The department stores, the thugs, the pollution and the waste. What's left is nothing short of a pretty picture.
Weeds sprout from every crack, and cars lay abandoned in the streets; the rust already beginning to set in. And let's not forget the bodies. Yes the bodies. Even the Rads coudln't get them all, since new ones appear on the street everyday. Their rotten stench somehow finds their way through the confines of my gas mask. I don't gag. I've grown used to it. Spend a year in a post-apocalyptic NYC and you'd understand.
I calmly pushed my way through a pair of double doors what was once a Macy's (at least that's what I think it was), kicking over handbags and coat hangers as I began my ascension up to the top floor. The furniture department was completely dark, except for the light that cascaded down from the skylight above. I calmly hung a left straight towards the security room taking care not to drop the precious cargo that sat in my duffel bag. As I reached the door, I calmly set the bag down and performed the ritual rhythmatic knock. There was a small rustle and then a long pause before the door swung open and a double-barrelled shotgun was shoved into my face.

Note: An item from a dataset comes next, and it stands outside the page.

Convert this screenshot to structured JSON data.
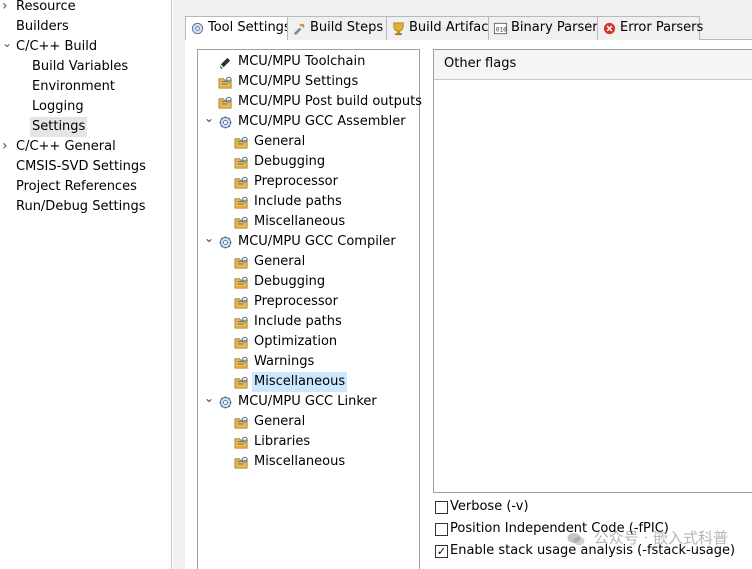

"Meagan Fox or Merissa Miller?"
"Neither. You know Jessica Alba is the only girl for me," I responded.
"Man Nathan...you got a wierd taste in women. C'mon in." The gun lowered to reveal serious-looking a brown haired youth. Probably around 15 or 16. Nobody can tell cause he never talks about it. Likes to be a "man of mystery" so he says.
"Dammit Jude, must we go over this everytime I knock on this door?" I replied coldly.
"Hey. It's standard regulation. Be glad Danny doesn't make us strip search you."
"Whatever," I picked up the bag and holstered my pistol, "So how's our little bag of sunshine going?"
"Oh I'm fine thank you. Just a little concussed after that b*****d whacked me over with that bottle yestardy."
A tall, skinny man emerged from the janitorial closet slowly rubbing his head. His thick black hair covered by the signature beanie.
"How goes it Danny? I see you still look crappy as usual. Here, I got somethin' for ya while I dropped by the store."
I dug into the bag and tossed him a bottle of aspirin. He caught it with one hand and looked at it with a hint of disaproval.
"Don't take it with alcohol, I heard it does some wierd s*** to your brains."
"Gee, thanks Nate...C'mon. Let's say howdy to your bestest buddy."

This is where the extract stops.